The trie encodes exported symbol names with shared prefixes. Each terminal node contains the symbol's offset from the image base. The walker follows edges byte-by-byte, matching the requested symbol name.

Process Injection

macOS provides three injection methods, all using Mach ports:

libload_inject — PIC Code Injection

Injects raw position-independent code into a remote process.

Mechanism:

  1. Obtain the target's task port via task_for_pid
  2. mach_vm_allocate a region in the target
  3. mach_vm_write the code into the region
  4. mach_vm_protect to mark it RX
  5. thread_create_running to start a new thread at the entry point

Requirements: task_for_pid access (root, or target built with get-task-allow)

Limitation: Fails on Hardened Runtime targets — AMFI kills the target when unsigned executable pages are created.

libload_inject_dylib — Remote dlopen

Injects a signed dylib by hijacking a thread to call dlopen.

Mechanism:

  1. Obtain the target's task port
  2. Suspend the target, save thread state
  3. Allocate memory in the target for the dylib path string
  4. Set thread registers: PC → dlopen, x0 → path, x1 → RTLD_NOW, LR → BRK trap
  5. Resume the thread
  6. Catch the EXC_BREAKPOINT when dlopen returns (via LR → BRK)
  7. Restore original thread state and resume

Requirements: task_for_pid access

Advantage: No new executable pages are created — only existing signed code runs. Works on Hardened Runtime targets.
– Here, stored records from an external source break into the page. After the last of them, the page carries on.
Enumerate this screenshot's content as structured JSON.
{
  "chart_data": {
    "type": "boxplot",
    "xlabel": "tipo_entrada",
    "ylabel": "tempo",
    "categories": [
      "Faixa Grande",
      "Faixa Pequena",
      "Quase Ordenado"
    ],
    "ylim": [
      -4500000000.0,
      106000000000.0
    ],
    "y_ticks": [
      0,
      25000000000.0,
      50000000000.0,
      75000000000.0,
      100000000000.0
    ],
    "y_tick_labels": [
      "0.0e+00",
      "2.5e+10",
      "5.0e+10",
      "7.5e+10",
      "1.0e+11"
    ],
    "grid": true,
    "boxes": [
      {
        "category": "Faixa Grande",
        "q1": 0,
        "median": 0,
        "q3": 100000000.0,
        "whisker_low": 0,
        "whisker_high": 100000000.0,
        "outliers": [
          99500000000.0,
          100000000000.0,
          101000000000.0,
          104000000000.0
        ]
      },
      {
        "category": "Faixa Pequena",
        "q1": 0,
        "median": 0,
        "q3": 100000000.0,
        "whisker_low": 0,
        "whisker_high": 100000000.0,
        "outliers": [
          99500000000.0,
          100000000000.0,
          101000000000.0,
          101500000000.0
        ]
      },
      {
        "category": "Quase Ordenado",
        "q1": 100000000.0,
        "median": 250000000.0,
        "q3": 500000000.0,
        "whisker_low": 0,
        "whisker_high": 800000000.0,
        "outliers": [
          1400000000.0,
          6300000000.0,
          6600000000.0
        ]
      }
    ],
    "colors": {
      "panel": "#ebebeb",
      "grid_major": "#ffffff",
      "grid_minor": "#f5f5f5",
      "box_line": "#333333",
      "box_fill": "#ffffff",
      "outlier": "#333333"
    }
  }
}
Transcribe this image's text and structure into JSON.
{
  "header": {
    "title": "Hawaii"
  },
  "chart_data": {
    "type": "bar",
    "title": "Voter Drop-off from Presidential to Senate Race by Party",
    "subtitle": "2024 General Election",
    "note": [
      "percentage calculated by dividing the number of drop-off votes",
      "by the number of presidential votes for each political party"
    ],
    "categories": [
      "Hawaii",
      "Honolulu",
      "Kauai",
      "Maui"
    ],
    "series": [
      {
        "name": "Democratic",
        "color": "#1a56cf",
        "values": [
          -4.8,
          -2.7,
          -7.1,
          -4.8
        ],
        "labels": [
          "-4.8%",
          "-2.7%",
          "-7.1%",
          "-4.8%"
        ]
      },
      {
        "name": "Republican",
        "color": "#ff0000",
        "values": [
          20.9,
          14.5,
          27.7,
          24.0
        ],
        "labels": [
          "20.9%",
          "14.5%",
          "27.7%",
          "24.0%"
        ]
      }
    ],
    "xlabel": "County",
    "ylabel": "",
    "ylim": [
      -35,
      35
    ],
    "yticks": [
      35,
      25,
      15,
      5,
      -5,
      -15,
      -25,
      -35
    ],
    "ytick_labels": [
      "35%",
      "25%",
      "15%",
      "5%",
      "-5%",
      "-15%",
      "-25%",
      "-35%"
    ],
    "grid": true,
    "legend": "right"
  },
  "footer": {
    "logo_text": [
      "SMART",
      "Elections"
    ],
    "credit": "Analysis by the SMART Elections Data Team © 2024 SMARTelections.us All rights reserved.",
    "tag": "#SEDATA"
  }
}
libload_inject_spawn — Exception Port Inheritance

Spawns a process with a dylib pre-injected using a novel zero-privilege technique.

Mechanism:

  1. For HR targets: copy the binary, patch entry point with BRK #1, ad-hoc re-sign
  2. For non-HR targets: prepare a trigger dylib with __attribute__((constructor)) that executes BRK #1
  3. Set Mach exception ports on self via task_swap_exception_ports
  4. fork() — child inherits exception port registrations
  5. Child exec's into the target (exception ports survive exec)
  6. Target hits BRK → kernel delivers EXC_BREAKPOINT to parent with full task control port
  7. Parent hijacks thread to dlopen the payload dylib
  8. Catch second exception when dlopen returns, skip past the BRK, resume normally

Requirements: None — no root, no entitlements, no get-task-allow

Limitation: Does not work on Apple platform binaries (/usr/bin/*, /System/*) — setting exception ports on these causes SIGKILL from the kernel.

See EXCEPTION_PORT_INJECTION.md for the complete technical writeup.

Injection Method Comparison

Method Privileges HR Targets Running Process Disk Artifacts
libload_inject root / get-task-allow No (AMFI blocks) Yes None
libload_inject_dylib root / get-task-allow Yes Yes None
libload_inject_spawn None Yes (non-platform) No (spawn only) Temp binary copy (HR only)

Limitations

  • No Objective-C class registration — ObjC metadata and class lists are not registered with the runtime. Pure ObjC method dispatch works if the class is already registered.
  • No Swift metadata — Swift type metadata, protocol conformances, and associated type witnesses are not registered.
  • No thread-local variables (TLV)__thread / _Thread_local variables require dyld cooperation that is not replicated.
  • No LC_CODE_SIGNATURE validation — the loader does not verify code signatures. The loaded code runs with the host process's signing identity.
  • 64-bit only — 32-bit Mach-O is not supported.
  • No @rpath resolution — import lookups use dlsym(RTLD_DEFAULT, ...) only; @rpath, @loader_path, and @executable_path references in imports are not resolved.